Even if a person serves their prison sentence completely, their criminal record stays. It can also affect their ability to secure employment. Many employers conduct background checks and could shy away from hiring those with a criminal record. Some jobs require a professional license or security clearance, so a criminal record would automatically set an applicant back.
If you have a criminal record, it may be tempting to lie on your resume by assuming another person’s identity, if only to get a job. However, this is illegal in South Carolina, and you could face penalties if convicted.

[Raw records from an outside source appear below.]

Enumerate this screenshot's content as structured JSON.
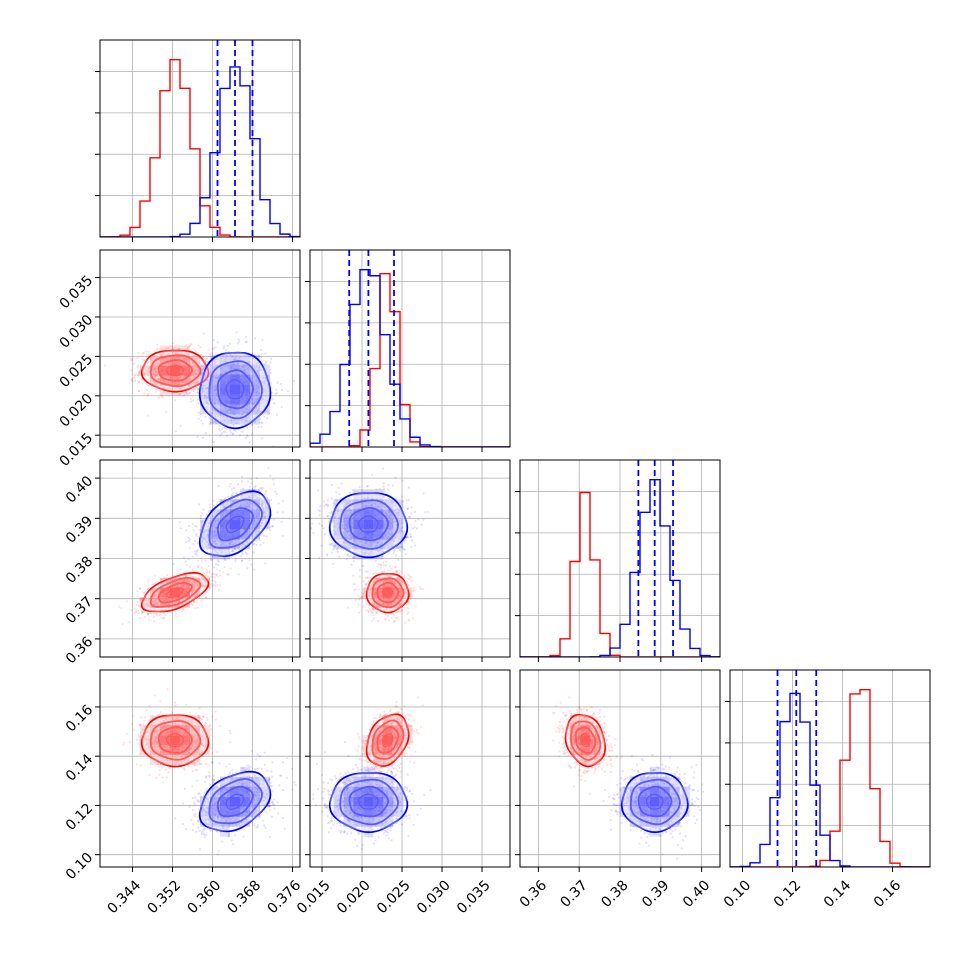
{
  "chart_data": {
    "type": "corner",
    "grid": true,
    "colors": {
      "red_series": "#ff0000",
      "blue_series": "#0000ff"
    },
    "series": [
      {
        "color": "#ff0000",
        "mean": [
          0.3525,
          0.0232,
          0.3715,
          0.1465
        ],
        "std": [
          0.0033,
          0.0013,
          0.0024,
          0.0052
        ],
        "correlations": {
          "0-1": 0.0,
          "0-2": 0.55,
          "0-3": 0.0,
          "1-2": 0.0,
          "1-3": 0.3,
          "2-3": -0.2
        },
        "quantile_lines": false
      },
      {
        "color": "#0000ff",
        "mean": [
          0.3645,
          0.0208,
          0.3885,
          0.1215
        ],
        "std": [
          0.0035,
          0.0024,
          0.004,
          0.006
        ],
        "correlations": {
          "0-1": 0.0,
          "0-2": 0.45,
          "0-3": 0.35,
          "1-2": 0.0,
          "1-3": 0.0,
          "2-3": 0.0
        },
        "quantile_lines": true,
        "quantiles": [
          [
            0.361,
            0.3645,
            0.368
          ],
          [
            0.0184,
            0.0208,
            0.024
          ],
          [
            0.3845,
            0.3885,
            0.393
          ],
          [
            0.114,
            0.1215,
            0.1295
          ]
        ]
      }
    ],
    "axes": [
      {
        "range": [
          0.3375,
          0.3775
        ],
        "ticks": [
          0.344,
          0.352,
          0.36,
          0.368,
          0.376
        ],
        "tick_labels": [
          "0.344",
          "0.352",
          "0.360",
          "0.368",
          "0.376"
        ]
      },
      {
        "range": [
          0.0135,
          0.0385
        ],
        "ticks": [
          0.015,
          0.02,
          0.025,
          0.03,
          0.035
        ],
        "tick_labels": [
          "0.015",
          "0.020",
          "0.025",
          "0.030",
          "0.035"
        ]
      },
      {
        "range": [
          0.3555,
          0.4045
        ],
        "ticks": [
          0.36,
          0.37,
          0.38,
          0.39,
          0.4
        ],
        "tick_labels": [
          "0.36",
          "0.37",
          "0.38",
          "0.39",
          "0.40"
        ]
      },
      {
        "range": [
          0.095,
          0.175
        ],
        "ticks": [
          0.1,
          0.12,
          0.14,
          0.16
        ],
        "tick_labels": [
          "0.10",
          "0.12",
          "0.14",
          "0.16"
        ]
      }
    ],
    "histogram_bins": 20
  }
}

Using another person’s identifying information is identity fraud
According to state law, a person who uses another person’s identifying information to secure employment or avoid identification by law enforcement commits the offense of identity fraud.
Personal identifying information includes, but isn’t limited to:
- The other person’s Social Security Number
- Driver’s license number or state identification card number
- Payment card (credit or debit) numbers, information
- Passport information
- Checking and savings account numbers
- The other person’s birthdate
- Digital signatures
- Electronic identification numbers
- PIN codes
It’s also against the law to use another person’s current or former names, but only when the names are used with other identifying information.

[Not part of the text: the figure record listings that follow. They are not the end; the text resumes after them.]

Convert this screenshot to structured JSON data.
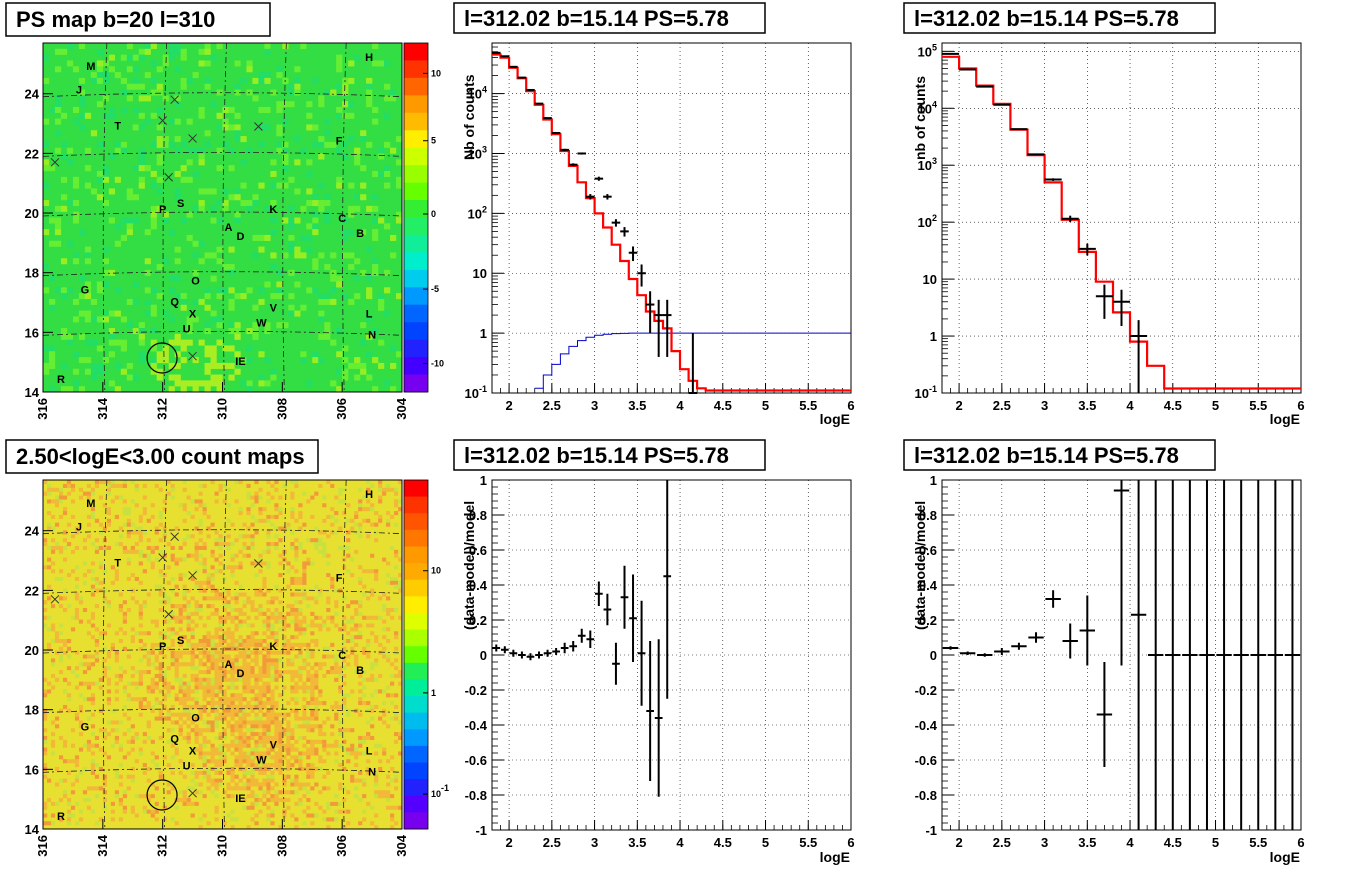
{
  "titles": {
    "map_ps": "PS map b=20 l=310",
    "map_counts": "2.50<logE<3.00 count maps",
    "spec1": "l=312.02 b=15.14 PS=5.78",
    "spec2": "l=312.02 b=15.14 PS=5.78",
    "res1": "l=312.02 b=15.14 PS=5.78",
    "res2": "l=312.02 b=15.14 PS=5.78"
  },
  "labels": {
    "y_nb_counts": "Nb of counts",
    "y_nb_counts_2": "nb of counts",
    "y_resid": "(data-model)/model",
    "x_loge": "logE"
  },
  "colors": {
    "model_line": "#ff0000",
    "ps_line": "#0000cc",
    "data": "#000000",
    "map_bg_ps": "#33dd44",
    "map_bg_counts": "#e8e030"
  },
  "chart_data": [
    {
      "type": "heatmap",
      "title": "PS map b=20 l=310",
      "x_range": [
        316,
        304
      ],
      "y_range": [
        14,
        25.7
      ],
      "x_ticks": [
        "316",
        "314",
        "312",
        "310",
        "308",
        "306",
        "304"
      ],
      "y_ticks": [
        "14",
        "16",
        "18",
        "20",
        "22",
        "24"
      ],
      "colorbar_ticks": [
        "10",
        "5",
        "0",
        "-5",
        "-10"
      ],
      "colorbar_range": [
        -12.5,
        12.5
      ],
      "sources": [
        {
          "name": "M",
          "l": 314.4,
          "b": 24.8
        },
        {
          "name": "H",
          "l": 305.1,
          "b": 25.1
        },
        {
          "name": "J",
          "l": 314.8,
          "b": 24.0
        },
        {
          "name": "T",
          "l": 313.5,
          "b": 22.8
        },
        {
          "name": "F",
          "l": 306.1,
          "b": 22.3
        },
        {
          "name": "P",
          "l": 312.0,
          "b": 20.0
        },
        {
          "name": "S",
          "l": 311.4,
          "b": 20.2
        },
        {
          "name": "K",
          "l": 308.3,
          "b": 20.0
        },
        {
          "name": "C",
          "l": 306.0,
          "b": 19.7
        },
        {
          "name": "A",
          "l": 309.8,
          "b": 19.4
        },
        {
          "name": "D",
          "l": 309.4,
          "b": 19.1
        },
        {
          "name": "B",
          "l": 305.4,
          "b": 19.2
        },
        {
          "name": "O",
          "l": 310.9,
          "b": 17.6
        },
        {
          "name": "G",
          "l": 314.6,
          "b": 17.3
        },
        {
          "name": "Q",
          "l": 311.6,
          "b": 16.9
        },
        {
          "name": "V",
          "l": 308.3,
          "b": 16.7
        },
        {
          "name": "X",
          "l": 311.0,
          "b": 16.5
        },
        {
          "name": "L",
          "l": 305.1,
          "b": 16.5
        },
        {
          "name": "W",
          "l": 308.7,
          "b": 16.2
        },
        {
          "name": "U",
          "l": 311.2,
          "b": 16.0
        },
        {
          "name": "N",
          "l": 305.0,
          "b": 15.8
        },
        {
          "name": "IE",
          "l": 309.4,
          "b": 14.9
        },
        {
          "name": "R",
          "l": 315.4,
          "b": 14.3
        }
      ],
      "crosses": [
        {
          "l": 315.6,
          "b": 21.7
        },
        {
          "l": 312.0,
          "b": 23.1
        },
        {
          "l": 311.6,
          "b": 23.8
        },
        {
          "l": 311.0,
          "b": 22.5
        },
        {
          "l": 308.8,
          "b": 22.9
        },
        {
          "l": 311.8,
          "b": 21.2
        },
        {
          "l": 311.0,
          "b": 15.2
        }
      ],
      "circle": {
        "l": 312.02,
        "b": 15.14
      }
    },
    {
      "type": "heatmap",
      "title": "2.50<logE<3.00 count maps",
      "x_range": [
        316,
        304
      ],
      "y_range": [
        14,
        25.7
      ],
      "x_ticks": [
        "316",
        "314",
        "312",
        "310",
        "308",
        "306",
        "304"
      ],
      "y_ticks": [
        "14",
        "16",
        "18",
        "20",
        "22",
        "24"
      ],
      "colorbar_ticks": [
        "10",
        "1",
        "10-1"
      ],
      "colorbar_scale": "log"
    },
    {
      "type": "line",
      "title": "l=312.02 b=15.14 PS=5.78",
      "xlabel": "logE",
      "ylabel": "Nb of counts",
      "y_scale": "log",
      "xlim": [
        1.8,
        6
      ],
      "ylim": [
        0.1,
        70000
      ],
      "x_ticks": [
        "2",
        "2.5",
        "3",
        "3.5",
        "4",
        "4.5",
        "5",
        "5.5",
        "6"
      ],
      "y_ticks": [
        "10-1",
        "1",
        "10",
        "102",
        "103",
        "104"
      ],
      "bin_width": 0.1,
      "model_bins_low_edge": [
        1.8,
        1.9,
        2.0,
        2.1,
        2.2,
        2.3,
        2.4,
        2.5,
        2.6,
        2.7,
        2.8,
        2.9,
        3.0,
        3.1,
        3.2,
        3.3,
        3.4,
        3.5,
        3.6,
        3.7,
        3.8,
        3.9,
        4.0,
        4.1,
        4.2,
        4.3
      ],
      "model_values": [
        45000,
        40000,
        27000,
        18000,
        11000,
        6500,
        3700,
        2100,
        1100,
        620,
        330,
        180,
        100,
        58,
        30,
        16,
        8,
        4.3,
        2.3,
        1.6,
        1.2,
        0.5,
        0.25,
        0.16,
        0.12,
        0.11
      ],
      "ps_model_bins_low_edge": [
        2.3,
        2.4,
        2.5,
        2.6,
        2.7,
        2.8,
        2.9,
        3.0,
        3.1,
        3.2,
        3.3,
        3.4,
        3.5
      ],
      "ps_model_values": [
        0.12,
        0.2,
        0.3,
        0.45,
        0.6,
        0.75,
        0.85,
        0.92,
        0.96,
        0.98,
        0.99,
        1.0,
        1.0
      ],
      "data_points": [
        {
          "x": 1.85,
          "y": 48000,
          "err": 300
        },
        {
          "x": 1.95,
          "y": 42000,
          "err": 280
        },
        {
          "x": 2.05,
          "y": 28000,
          "err": 220
        },
        {
          "x": 2.15,
          "y": 18500,
          "err": 180
        },
        {
          "x": 2.25,
          "y": 11500,
          "err": 140
        },
        {
          "x": 2.35,
          "y": 6800,
          "err": 110
        },
        {
          "x": 2.45,
          "y": 3900,
          "err": 80
        },
        {
          "x": 2.55,
          "y": 2200,
          "err": 60
        },
        {
          "x": 2.65,
          "y": 1150,
          "err": 45
        },
        {
          "x": 2.75,
          "y": 650,
          "err": 35
        },
        {
          "x": 2.85,
          "y": 1000,
          "err": 40
        },
        {
          "x": 2.95,
          "y": 190,
          "err": 20
        },
        {
          "x": 3.05,
          "y": 380,
          "err": 30
        },
        {
          "x": 3.15,
          "y": 190,
          "err": 20
        },
        {
          "x": 3.25,
          "y": 70,
          "err": 10
        },
        {
          "x": 3.35,
          "y": 50,
          "err": 9
        },
        {
          "x": 3.45,
          "y": 22,
          "err": 6
        },
        {
          "x": 3.55,
          "y": 10,
          "err": 4
        },
        {
          "x": 3.65,
          "y": 3,
          "err": 2
        },
        {
          "x": 3.75,
          "y": 2,
          "err": 1.6
        },
        {
          "x": 3.85,
          "y": 2,
          "err": 1.6
        },
        {
          "x": 4.15,
          "y": 0.1,
          "err": 0.9
        }
      ]
    },
    {
      "type": "line",
      "title": "l=312.02 b=15.14 PS=5.78",
      "xlabel": "logE",
      "ylabel": "nb of counts",
      "y_scale": "log",
      "xlim": [
        1.8,
        6
      ],
      "ylim": [
        0.1,
        140000
      ],
      "x_ticks": [
        "2",
        "2.5",
        "3",
        "3.5",
        "4",
        "4.5",
        "5",
        "5.5",
        "6"
      ],
      "y_ticks": [
        "10-1",
        "1",
        "10",
        "102",
        "103",
        "104",
        "105"
      ],
      "bin_width": 0.2,
      "model_bins_low_edge": [
        1.8,
        2.0,
        2.2,
        2.4,
        2.6,
        2.8,
        3.0,
        3.2,
        3.4,
        3.6,
        3.8,
        4.0,
        4.2,
        4.4
      ],
      "model_values": [
        80000,
        50000,
        25000,
        12000,
        4200,
        1500,
        500,
        110,
        30,
        9,
        2.6,
        0.8,
        0.3,
        0.12
      ],
      "data_points": [
        {
          "x": 1.9,
          "y": 90000,
          "err": 400
        },
        {
          "x": 2.1,
          "y": 48000,
          "err": 300
        },
        {
          "x": 2.3,
          "y": 24000,
          "err": 200
        },
        {
          "x": 2.5,
          "y": 11500,
          "err": 140
        },
        {
          "x": 2.7,
          "y": 4300,
          "err": 80
        },
        {
          "x": 2.9,
          "y": 1550,
          "err": 50
        },
        {
          "x": 3.1,
          "y": 560,
          "err": 30
        },
        {
          "x": 3.3,
          "y": 115,
          "err": 15
        },
        {
          "x": 3.5,
          "y": 34,
          "err": 8
        },
        {
          "x": 3.7,
          "y": 5,
          "err": 3
        },
        {
          "x": 3.9,
          "y": 4,
          "err": 2.5
        },
        {
          "x": 4.1,
          "y": 1,
          "err": 0.9
        }
      ]
    },
    {
      "type": "scatter",
      "title": "l=312.02 b=15.14 PS=5.78",
      "xlabel": "logE",
      "ylabel": "(data-model)/model",
      "xlim": [
        1.8,
        6
      ],
      "ylim": [
        -1,
        1
      ],
      "x_ticks": [
        "2",
        "2.5",
        "3",
        "3.5",
        "4",
        "4.5",
        "5",
        "5.5",
        "6"
      ],
      "y_ticks": [
        "1",
        "0.8",
        "0.6",
        "0.4",
        "0.2",
        "0",
        "-0.2",
        "-0.4",
        "-0.6",
        "-0.8",
        "-1"
      ],
      "points": [
        {
          "x": 1.85,
          "y": 0.04,
          "ey": 0.02
        },
        {
          "x": 1.95,
          "y": 0.03,
          "ey": 0.02
        },
        {
          "x": 2.05,
          "y": 0.01,
          "ey": 0.02
        },
        {
          "x": 2.15,
          "y": 0.0,
          "ey": 0.02
        },
        {
          "x": 2.25,
          "y": -0.01,
          "ey": 0.02
        },
        {
          "x": 2.35,
          "y": 0.0,
          "ey": 0.02
        },
        {
          "x": 2.45,
          "y": 0.01,
          "ey": 0.02
        },
        {
          "x": 2.55,
          "y": 0.02,
          "ey": 0.02
        },
        {
          "x": 2.65,
          "y": 0.04,
          "ey": 0.03
        },
        {
          "x": 2.75,
          "y": 0.05,
          "ey": 0.03
        },
        {
          "x": 2.85,
          "y": 0.11,
          "ey": 0.04
        },
        {
          "x": 2.95,
          "y": 0.09,
          "ey": 0.05
        },
        {
          "x": 3.05,
          "y": 0.35,
          "ey": 0.07
        },
        {
          "x": 3.15,
          "y": 0.26,
          "ey": 0.09
        },
        {
          "x": 3.25,
          "y": -0.05,
          "ey": 0.12
        },
        {
          "x": 3.35,
          "y": 0.33,
          "ey": 0.18
        },
        {
          "x": 3.45,
          "y": 0.21,
          "ey": 0.25
        },
        {
          "x": 3.55,
          "y": 0.01,
          "ey": 0.3
        },
        {
          "x": 3.65,
          "y": -0.32,
          "ey": 0.4
        },
        {
          "x": 3.75,
          "y": -0.36,
          "ey": 0.45
        },
        {
          "x": 3.85,
          "y": 0.45,
          "ey": 0.7
        }
      ]
    },
    {
      "type": "scatter",
      "title": "l=312.02 b=15.14 PS=5.78",
      "xlabel": "logE",
      "ylabel": "(data-model)/model",
      "xlim": [
        1.8,
        6
      ],
      "ylim": [
        -1,
        1
      ],
      "x_ticks": [
        "2",
        "2.5",
        "3",
        "3.5",
        "4",
        "4.5",
        "5",
        "5.5",
        "6"
      ],
      "y_ticks": [
        "1",
        "0.8",
        "0.6",
        "0.4",
        "0.2",
        "0",
        "-0.2",
        "-0.4",
        "-0.6",
        "-0.8",
        "-1"
      ],
      "points": [
        {
          "x": 1.9,
          "y": 0.04,
          "ey": 0.01
        },
        {
          "x": 2.1,
          "y": 0.01,
          "ey": 0.01
        },
        {
          "x": 2.3,
          "y": 0.0,
          "ey": 0.01
        },
        {
          "x": 2.5,
          "y": 0.02,
          "ey": 0.02
        },
        {
          "x": 2.7,
          "y": 0.05,
          "ey": 0.02
        },
        {
          "x": 2.9,
          "y": 0.1,
          "ey": 0.03
        },
        {
          "x": 3.1,
          "y": 0.32,
          "ey": 0.05
        },
        {
          "x": 3.3,
          "y": 0.08,
          "ey": 0.1
        },
        {
          "x": 3.5,
          "y": 0.14,
          "ey": 0.2
        },
        {
          "x": 3.7,
          "y": -0.34,
          "ey": 0.3
        },
        {
          "x": 3.9,
          "y": 0.94,
          "ey": 1.0
        },
        {
          "x": 4.1,
          "y": 0.23,
          "ey": 1.5
        },
        {
          "x": 4.3,
          "y": 0.0,
          "ey": 2.0
        },
        {
          "x": 4.5,
          "y": 0.0,
          "ey": 2.0
        },
        {
          "x": 4.7,
          "y": 0.0,
          "ey": 2.0
        },
        {
          "x": 4.9,
          "y": 0.0,
          "ey": 2.0
        },
        {
          "x": 5.1,
          "y": 0.0,
          "ey": 2.0
        },
        {
          "x": 5.3,
          "y": 0.0,
          "ey": 2.0
        },
        {
          "x": 5.5,
          "y": 0.0,
          "ey": 2.0
        },
        {
          "x": 5.7,
          "y": 0.0,
          "ey": 2.0
        },
        {
          "x": 5.9,
          "y": 0.0,
          "ey": 2.0
        }
      ]
    }
  ]
}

The penalties for identity fraud
A violation of South Carolina’s identity fraud law is a felony. On conviction, a person faces a court-determined fine and up to 10 years of imprisonment. A court may also order the convicted to pay restitution to the original owner of the identity if the fraud led to any pecuniary damages.
While it’s true that a criminal record adversely affects your employment opportunities, turning to identity theft is not the way. A conviction for this offense leads to up to a decade of prison time, so if you face charges, consider consulting with a legal professional who may be able to protect your rights in court.